In de ogen van de NVJSA biedt deze werkwijze absoluut onvoldoende bescherming. Wanneer een geheimhoudersstuk wordt aangetroffen in een bepaalde dataset, dient de volledige dataset ontoegankelijk te worden gemaakt en te worden gefilterd – kennelijk was op voorhand immers niet te beoordelen of er per abuis geprivilegieerd materiaal tussen zit.

De huidige Aanwijzing staat bovendien toe dat de officier van justitie in bepaalde gevallen zelfstandig opdracht geeft tot geautomatiseerde filtering zonder kennisname, maar laat ook ruimte om – bijvoorbeeld bij vermeende “spoedgevallen” – eerst te kijken en pas daarna te filteren.
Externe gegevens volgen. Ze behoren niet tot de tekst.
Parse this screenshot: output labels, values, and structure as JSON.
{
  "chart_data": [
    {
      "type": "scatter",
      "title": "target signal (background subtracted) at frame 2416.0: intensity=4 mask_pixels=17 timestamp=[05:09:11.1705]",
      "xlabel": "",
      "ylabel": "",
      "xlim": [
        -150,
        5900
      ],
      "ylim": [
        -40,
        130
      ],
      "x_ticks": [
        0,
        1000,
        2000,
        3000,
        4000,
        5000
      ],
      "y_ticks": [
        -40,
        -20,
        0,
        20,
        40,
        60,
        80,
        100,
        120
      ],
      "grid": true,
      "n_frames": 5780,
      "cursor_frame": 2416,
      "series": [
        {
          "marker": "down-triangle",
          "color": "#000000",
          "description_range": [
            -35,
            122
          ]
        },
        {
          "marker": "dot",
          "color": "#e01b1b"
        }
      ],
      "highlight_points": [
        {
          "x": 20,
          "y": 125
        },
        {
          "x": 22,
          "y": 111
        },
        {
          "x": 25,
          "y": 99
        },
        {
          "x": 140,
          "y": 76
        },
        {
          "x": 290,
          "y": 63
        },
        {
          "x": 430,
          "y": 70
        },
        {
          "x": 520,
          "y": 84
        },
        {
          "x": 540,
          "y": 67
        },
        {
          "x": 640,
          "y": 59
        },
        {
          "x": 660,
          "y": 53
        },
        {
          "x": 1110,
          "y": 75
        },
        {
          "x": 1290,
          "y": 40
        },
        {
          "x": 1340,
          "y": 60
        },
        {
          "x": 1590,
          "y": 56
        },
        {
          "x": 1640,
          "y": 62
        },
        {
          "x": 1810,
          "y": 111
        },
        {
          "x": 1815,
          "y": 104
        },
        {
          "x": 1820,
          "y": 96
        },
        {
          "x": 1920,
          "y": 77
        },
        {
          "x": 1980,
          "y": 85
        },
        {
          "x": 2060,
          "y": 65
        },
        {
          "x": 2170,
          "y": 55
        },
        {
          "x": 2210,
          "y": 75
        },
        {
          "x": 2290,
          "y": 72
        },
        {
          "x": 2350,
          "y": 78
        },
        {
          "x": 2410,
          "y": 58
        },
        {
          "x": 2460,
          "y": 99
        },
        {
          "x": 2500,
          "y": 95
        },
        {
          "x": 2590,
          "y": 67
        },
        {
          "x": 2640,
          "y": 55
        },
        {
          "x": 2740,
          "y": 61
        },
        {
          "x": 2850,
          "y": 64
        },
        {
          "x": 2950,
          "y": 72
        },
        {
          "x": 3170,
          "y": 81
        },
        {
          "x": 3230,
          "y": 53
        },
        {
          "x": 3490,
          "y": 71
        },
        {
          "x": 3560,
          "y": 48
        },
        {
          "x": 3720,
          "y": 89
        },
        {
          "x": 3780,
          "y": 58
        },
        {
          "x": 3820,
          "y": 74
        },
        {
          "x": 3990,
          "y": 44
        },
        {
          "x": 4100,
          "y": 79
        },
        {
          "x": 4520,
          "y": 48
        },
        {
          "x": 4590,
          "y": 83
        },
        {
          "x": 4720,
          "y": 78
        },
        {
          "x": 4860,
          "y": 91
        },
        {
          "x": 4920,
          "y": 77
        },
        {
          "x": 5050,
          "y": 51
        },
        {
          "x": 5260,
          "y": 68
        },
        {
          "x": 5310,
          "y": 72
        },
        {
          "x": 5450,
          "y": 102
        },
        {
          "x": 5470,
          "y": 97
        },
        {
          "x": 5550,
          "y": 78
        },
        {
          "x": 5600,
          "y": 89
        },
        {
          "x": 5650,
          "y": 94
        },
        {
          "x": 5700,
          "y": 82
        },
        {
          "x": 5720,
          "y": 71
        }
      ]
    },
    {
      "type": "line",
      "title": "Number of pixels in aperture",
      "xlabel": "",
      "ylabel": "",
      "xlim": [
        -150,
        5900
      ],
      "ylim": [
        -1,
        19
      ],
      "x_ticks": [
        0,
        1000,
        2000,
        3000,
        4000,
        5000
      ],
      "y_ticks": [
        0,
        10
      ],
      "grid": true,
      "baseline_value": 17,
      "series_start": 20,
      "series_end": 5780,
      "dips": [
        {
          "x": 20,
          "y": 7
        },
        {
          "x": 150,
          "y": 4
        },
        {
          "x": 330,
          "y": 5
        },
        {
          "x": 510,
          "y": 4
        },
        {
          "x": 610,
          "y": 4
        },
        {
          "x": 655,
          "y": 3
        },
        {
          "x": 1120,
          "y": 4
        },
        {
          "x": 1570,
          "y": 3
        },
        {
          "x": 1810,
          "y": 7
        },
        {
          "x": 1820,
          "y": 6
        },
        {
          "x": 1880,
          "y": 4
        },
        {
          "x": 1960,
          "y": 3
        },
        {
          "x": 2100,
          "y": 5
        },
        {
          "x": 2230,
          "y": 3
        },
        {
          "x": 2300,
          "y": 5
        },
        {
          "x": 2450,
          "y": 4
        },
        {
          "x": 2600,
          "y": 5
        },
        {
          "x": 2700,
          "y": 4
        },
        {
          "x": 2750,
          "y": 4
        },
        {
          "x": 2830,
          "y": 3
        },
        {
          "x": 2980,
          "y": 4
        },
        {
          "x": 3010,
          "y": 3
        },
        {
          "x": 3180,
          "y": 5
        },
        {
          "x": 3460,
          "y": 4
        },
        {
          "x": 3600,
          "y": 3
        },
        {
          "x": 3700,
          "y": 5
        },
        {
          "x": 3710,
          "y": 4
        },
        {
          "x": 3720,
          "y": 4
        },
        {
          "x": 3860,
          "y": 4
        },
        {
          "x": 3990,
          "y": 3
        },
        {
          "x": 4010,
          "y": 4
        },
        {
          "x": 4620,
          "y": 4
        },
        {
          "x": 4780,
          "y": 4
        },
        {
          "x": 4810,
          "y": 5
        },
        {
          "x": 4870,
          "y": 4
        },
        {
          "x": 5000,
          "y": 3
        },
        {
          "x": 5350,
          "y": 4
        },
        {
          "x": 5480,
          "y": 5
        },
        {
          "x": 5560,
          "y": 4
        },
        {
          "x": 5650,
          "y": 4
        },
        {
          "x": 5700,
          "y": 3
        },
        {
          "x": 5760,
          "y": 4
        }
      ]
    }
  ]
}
Dat is onaanvaardbaar. De selectie moet altijd plaatsvinden onder regie van de rechter-commissaris, die op zijn beurt zo mogelijk de betrokken advocaat in de gelegenheid stelt zijn standpunt te geven. Alleen zo wordt voorkomen dat de opsporing (al dan niet tijdelijk) beschik­king krijgt over vertrouwelijke gegevens.

We blijven deze ontwikkelingen als bestuur kritisch volgen en houden jullie hiervan op de hoogte.